ERIC Number: ED288399
Record Type: RIE
Publication Date: 1986-Aug
Reference Count: N/A
Color Similarity in Children's Classifications and Extensions of Object Labels.
Baldwin, Dare A.
A study investigated whether children expect color similarity to be less important than form similarity in object label extensions. Twenty 2-year-olds and 20 3-year-olds were asked to sort objects similar in either color or form in two different situations: (1) the "No Label" condition where children were asked to help the puppet put objects that are alike on the same page in the picture-book; and (2) the "Novel Label" condition where children were asked to do the same but told the puppet used words they had never heard before and introduced items with the novel labels. In the first test, both 2-year-olds and 3-year-olds who were offered novel labels for objects sorted them by form similarity. In the second test, the younger children sorted objects more often on the basis of color while the older children sorted almost entirely based on form similarity.
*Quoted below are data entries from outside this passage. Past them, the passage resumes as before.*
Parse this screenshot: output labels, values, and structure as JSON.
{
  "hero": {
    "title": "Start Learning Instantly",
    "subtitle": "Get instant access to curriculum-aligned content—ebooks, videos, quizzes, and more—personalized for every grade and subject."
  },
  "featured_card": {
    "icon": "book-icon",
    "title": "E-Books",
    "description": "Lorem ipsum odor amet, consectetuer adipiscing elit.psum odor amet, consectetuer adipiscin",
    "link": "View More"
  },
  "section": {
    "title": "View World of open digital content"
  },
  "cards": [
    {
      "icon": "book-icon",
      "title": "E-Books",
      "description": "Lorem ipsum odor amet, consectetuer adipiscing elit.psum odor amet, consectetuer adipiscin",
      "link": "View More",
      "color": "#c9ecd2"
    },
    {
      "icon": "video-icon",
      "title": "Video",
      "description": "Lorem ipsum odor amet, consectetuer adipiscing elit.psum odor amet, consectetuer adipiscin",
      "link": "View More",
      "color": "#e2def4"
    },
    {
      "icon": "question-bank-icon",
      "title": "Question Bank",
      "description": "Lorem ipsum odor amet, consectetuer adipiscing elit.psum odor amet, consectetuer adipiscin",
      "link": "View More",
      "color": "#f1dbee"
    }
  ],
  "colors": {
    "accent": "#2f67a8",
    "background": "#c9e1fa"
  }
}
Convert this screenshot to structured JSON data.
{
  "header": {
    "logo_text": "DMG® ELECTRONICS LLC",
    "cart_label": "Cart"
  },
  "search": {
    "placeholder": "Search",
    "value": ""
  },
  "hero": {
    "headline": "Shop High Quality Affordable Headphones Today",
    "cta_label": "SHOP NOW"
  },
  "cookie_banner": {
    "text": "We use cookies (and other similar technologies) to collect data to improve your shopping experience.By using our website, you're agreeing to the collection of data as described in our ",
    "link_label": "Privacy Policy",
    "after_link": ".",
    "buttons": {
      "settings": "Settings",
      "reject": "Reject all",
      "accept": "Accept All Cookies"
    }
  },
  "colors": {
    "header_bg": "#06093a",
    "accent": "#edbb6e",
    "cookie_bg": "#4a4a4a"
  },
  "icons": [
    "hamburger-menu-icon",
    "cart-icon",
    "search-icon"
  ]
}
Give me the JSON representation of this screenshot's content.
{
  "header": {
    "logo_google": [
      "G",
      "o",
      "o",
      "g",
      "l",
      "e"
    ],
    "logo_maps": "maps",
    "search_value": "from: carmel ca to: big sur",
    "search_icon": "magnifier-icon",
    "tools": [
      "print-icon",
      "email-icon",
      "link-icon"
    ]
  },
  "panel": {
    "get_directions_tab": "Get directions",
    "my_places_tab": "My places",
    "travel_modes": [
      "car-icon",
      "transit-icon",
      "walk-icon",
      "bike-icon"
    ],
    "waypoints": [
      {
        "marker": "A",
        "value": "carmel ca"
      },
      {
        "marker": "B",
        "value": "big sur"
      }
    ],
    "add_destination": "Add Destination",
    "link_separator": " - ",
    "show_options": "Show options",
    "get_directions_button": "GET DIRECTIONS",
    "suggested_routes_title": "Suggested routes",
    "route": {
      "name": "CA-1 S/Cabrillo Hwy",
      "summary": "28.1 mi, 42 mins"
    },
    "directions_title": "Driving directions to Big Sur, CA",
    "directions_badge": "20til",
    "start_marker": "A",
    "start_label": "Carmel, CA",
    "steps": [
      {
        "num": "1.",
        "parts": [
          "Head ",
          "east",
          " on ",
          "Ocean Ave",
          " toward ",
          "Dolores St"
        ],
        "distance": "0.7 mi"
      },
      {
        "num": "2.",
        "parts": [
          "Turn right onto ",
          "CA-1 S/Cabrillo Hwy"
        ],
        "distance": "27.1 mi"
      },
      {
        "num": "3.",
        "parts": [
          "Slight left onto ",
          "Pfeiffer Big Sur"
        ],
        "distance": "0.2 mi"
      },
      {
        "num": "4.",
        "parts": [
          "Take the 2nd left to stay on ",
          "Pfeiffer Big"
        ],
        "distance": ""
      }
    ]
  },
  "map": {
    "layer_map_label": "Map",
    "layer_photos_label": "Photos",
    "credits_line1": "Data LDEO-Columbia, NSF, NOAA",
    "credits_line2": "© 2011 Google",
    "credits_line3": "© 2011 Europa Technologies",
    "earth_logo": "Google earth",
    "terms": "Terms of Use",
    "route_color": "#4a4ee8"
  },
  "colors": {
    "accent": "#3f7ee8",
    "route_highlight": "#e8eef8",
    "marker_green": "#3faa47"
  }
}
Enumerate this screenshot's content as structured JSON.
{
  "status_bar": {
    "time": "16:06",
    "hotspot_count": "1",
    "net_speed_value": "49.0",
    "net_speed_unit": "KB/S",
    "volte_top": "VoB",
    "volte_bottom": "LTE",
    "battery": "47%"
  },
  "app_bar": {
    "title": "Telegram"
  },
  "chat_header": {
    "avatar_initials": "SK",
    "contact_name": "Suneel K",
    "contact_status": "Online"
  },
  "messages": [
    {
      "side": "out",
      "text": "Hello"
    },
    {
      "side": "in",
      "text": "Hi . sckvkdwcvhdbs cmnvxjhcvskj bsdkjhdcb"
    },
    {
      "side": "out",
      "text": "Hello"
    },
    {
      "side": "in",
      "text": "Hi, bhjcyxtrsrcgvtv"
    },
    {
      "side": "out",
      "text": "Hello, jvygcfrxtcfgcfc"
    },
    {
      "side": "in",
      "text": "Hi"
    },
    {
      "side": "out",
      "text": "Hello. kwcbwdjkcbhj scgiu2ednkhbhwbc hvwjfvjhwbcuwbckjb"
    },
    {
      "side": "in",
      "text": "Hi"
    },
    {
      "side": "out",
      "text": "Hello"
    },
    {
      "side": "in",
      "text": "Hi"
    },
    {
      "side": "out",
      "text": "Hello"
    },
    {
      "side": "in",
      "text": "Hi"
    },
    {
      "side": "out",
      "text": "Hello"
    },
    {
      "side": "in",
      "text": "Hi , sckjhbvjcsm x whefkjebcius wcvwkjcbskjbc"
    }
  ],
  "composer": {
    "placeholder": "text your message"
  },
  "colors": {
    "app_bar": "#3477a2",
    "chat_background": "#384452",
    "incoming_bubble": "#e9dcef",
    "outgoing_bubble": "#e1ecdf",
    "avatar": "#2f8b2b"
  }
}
These results suggest that color is a relatively uninformative property with regard to objects' category membership, while form appears to be especially predictive of category membership. This may explain why form-based overextension errors are not unusual in children's early use of object labels, while color overextensions are far less common. It may also explain why children tend to learn basic category level labels before those at a higher or lower level of classification. (MSE)
Publication Type: Reports - Research; Speeches/Meeting Papers
Education Level: N/A
Authoring Institution: N/A
Note: In: Papers and Reports on Child Language Development, Volume 25, August 1986; see FL 017 037.